Are decorators really that different from metaclasses...

Paul Morrow pm_mon at
Wed Aug 25 13:39:10 CEST 2004

Anthony Baxter wrote:
> On Tue, 24 Aug 2004 12:29:38 -0400, Paul Morrow <pm_mon at> wrote:
>>....that they warrant an entirely new syntax?  It seems that they are
>>very similar in a very significant way --- they alter the default
>>behavior of something.  IMO, it's not a stretch to say that they
>>'parallel' metaclasses; that they are to functions/methods what
>>metaclasses are to classes.  So why don't they share a similar syntax?
> No. Function decorators are to functions as class decorators are to classes.

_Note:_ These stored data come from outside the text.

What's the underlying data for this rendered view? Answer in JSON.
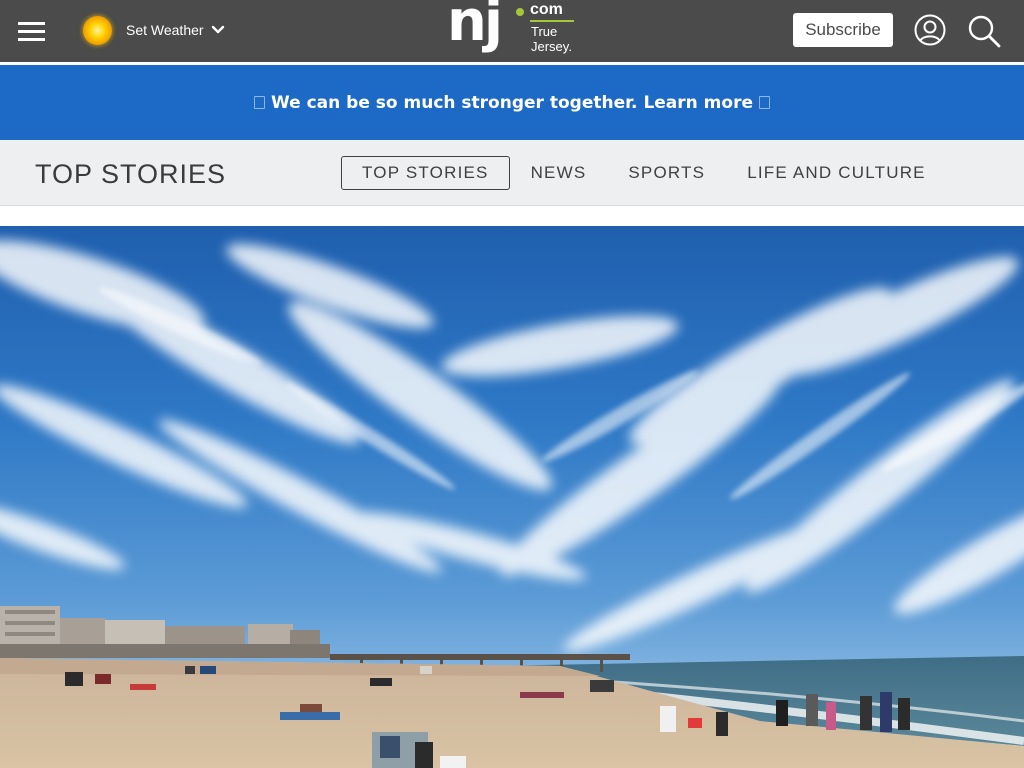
{
  "header": {
    "weather_label": "Set Weather",
    "logo": {
      "brand": "nj",
      "domain": "com",
      "tagline_line1": "True",
      "tagline_line2": "Jersey."
    },
    "subscribe_label": "Subscribe",
    "icons": {
      "menu": "hamburger-menu-icon",
      "weather": "sun-icon",
      "dropdown": "chevron-down-icon",
      "account": "account-icon",
      "search": "search-icon"
    }
  },
  "promo": {
    "text": "We can be so much stronger together. Learn more"
  },
  "section": {
    "title": "TOP STORIES",
    "tabs": [
      {
        "label": "TOP STORIES",
        "active": true
      },
      {
        "label": "NEWS",
        "active": false
      },
      {
        "label": "SPORTS",
        "active": false
      },
      {
        "label": "LIFE AND CULTURE",
        "active": false
      }
    ]
  },
  "colors": {
    "header_bg": "#4a4b4a",
    "promo_bg": "#1d6ac6",
    "nav_bg": "#eeeff1",
    "logo_accent": "#a4c639"
  },
  "hero": {
    "description_icon": "beach-photo"
  }
}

Maybe, if they ever show up.  But until then metaclasses are the closest 

> Class decorators are not in 2.4, because you can do most things you'd
> do with a class decorator by using a metaclass, but in a completely
> different way. In my opinion, class decorators _should_ be in 2.4,
> because they're a much saner way to handle many things that require a
> metaclass today.

I'd like to see a compelling example of Class decorators.  Something 
that justifies using them instead of metaclasses.

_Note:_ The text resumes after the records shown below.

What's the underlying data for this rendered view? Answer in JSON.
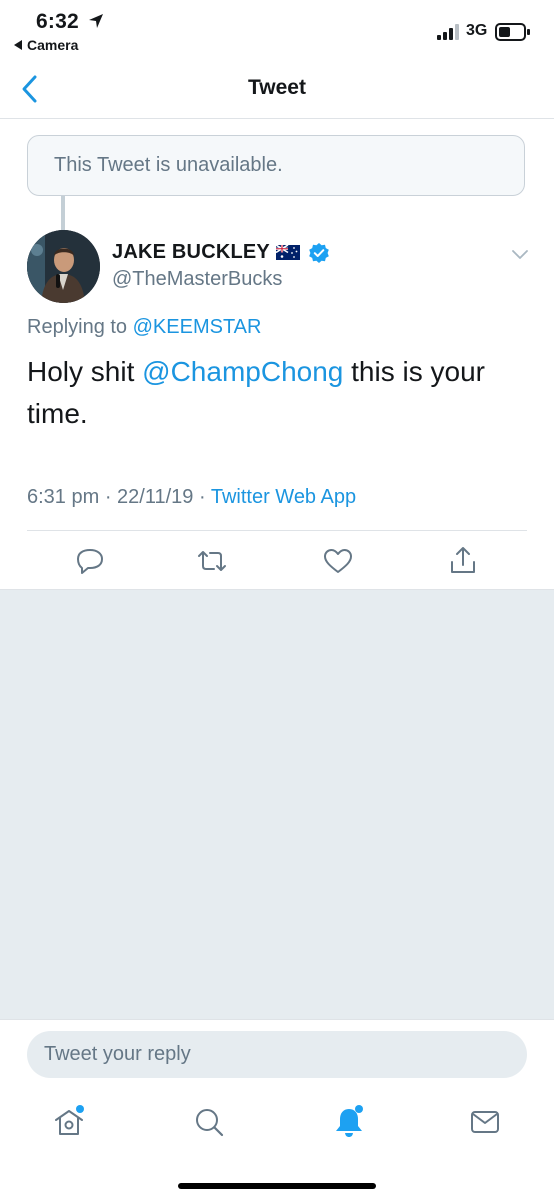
{
  "status_bar": {
    "time": "6:32",
    "back_app": "Camera",
    "network": "3G"
  },
  "nav": {
    "title": "Tweet"
  },
  "unavailable": {
    "text": "This Tweet is unavailable."
  },
  "tweet": {
    "author_name": "JAKE BUCKLEY",
    "author_handle": "@TheMasterBucks",
    "replying_prefix": "Replying to ",
    "replying_to": "@KEEMSTAR",
    "text_before": "Holy shit ",
    "mention": "@ChampChong",
    "text_after": " this is your time.",
    "time": "6:31 pm",
    "separator": " · ",
    "date": "22/11/19",
    "source": "Twitter Web App"
  },
  "compose": {
    "placeholder": "Tweet your reply"
  },
  "colors": {
    "accent": "#1b95e0",
    "muted": "#657786",
    "background_gray": "#e6ecf0"
  },
  "icons": {
    "reply": "reply-icon",
    "retweet": "retweet-icon",
    "like": "heart-icon",
    "share": "share-icon",
    "home": "home-icon",
    "search": "search-icon",
    "notifications": "bell-icon",
    "messages": "envelope-icon"
  }
}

> They don't "alter the default behaviour". A metaclass allows the user
> to specify an object that builds classes in a new way. A decorator
> allows the user to specify a way to transform the already built
> function (or class, for class decorators).

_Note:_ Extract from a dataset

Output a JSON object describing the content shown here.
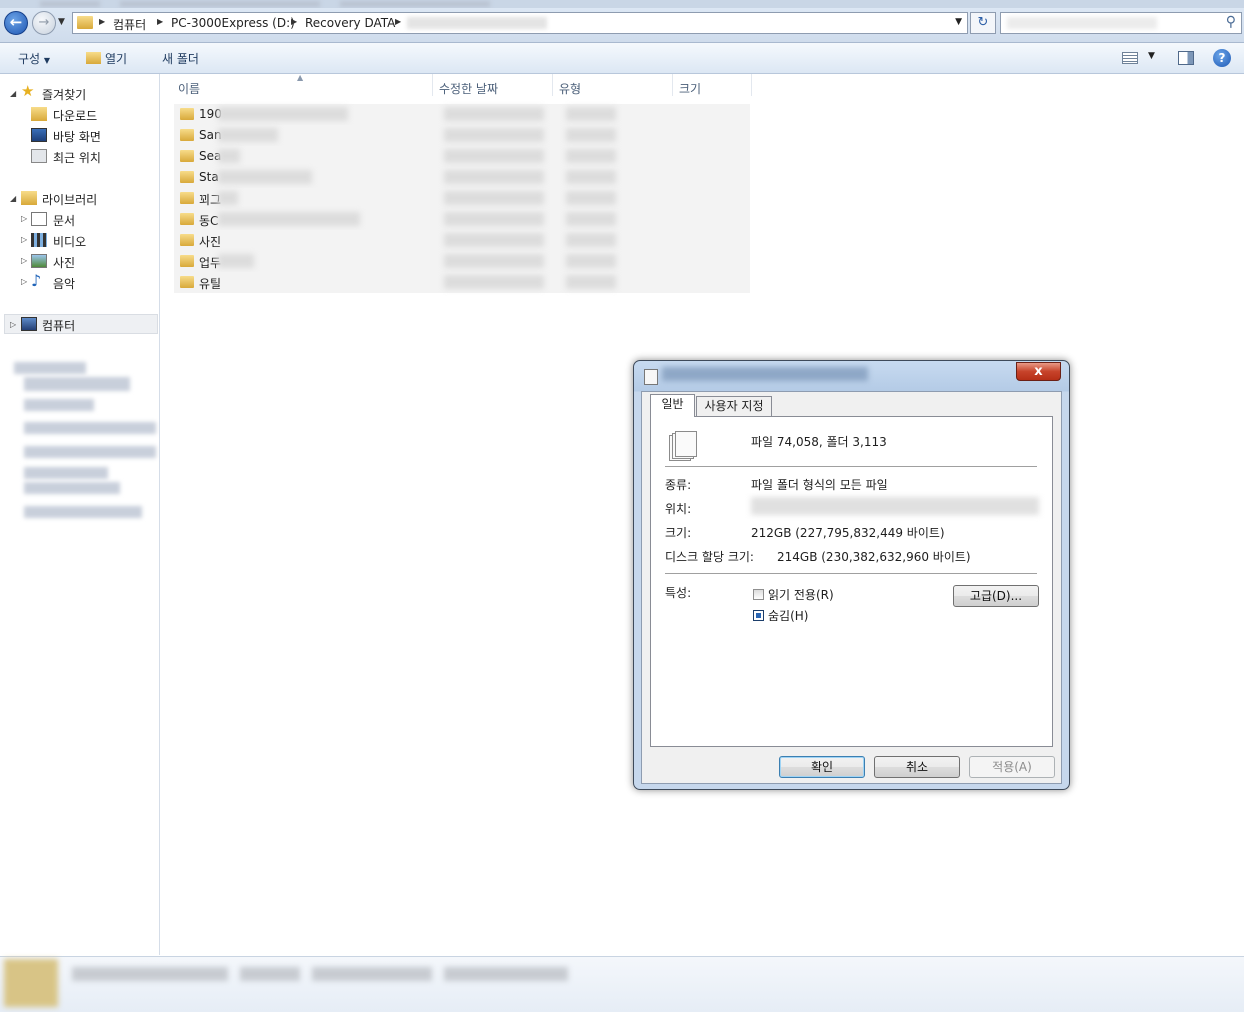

If you want to think about them that way, go ahead.  But it's easier 
(and I believe just as valid) to think about them in terms of altering 
the default behavior of an object.  For example...

    class Foo:
        __metaclass__ = M         # comment out for default behavior

When I use a metaclass, I don't want to "specify an object that builds 
classes in a new way".  That's an awkward way to think about it.  I want 
to change the behavior of *my* class.  Period.  Likewise, when I use a 
decorator, say 'memoized', on my function, I most definitely *do not* 
want to think about what's going on under the hood --- that my function 
is first created, then 'transformed' by the memoized decorator.  No.  I 
want to think that my function simply has the 'memoized' feature and let 
the system worry about the details of making that happen.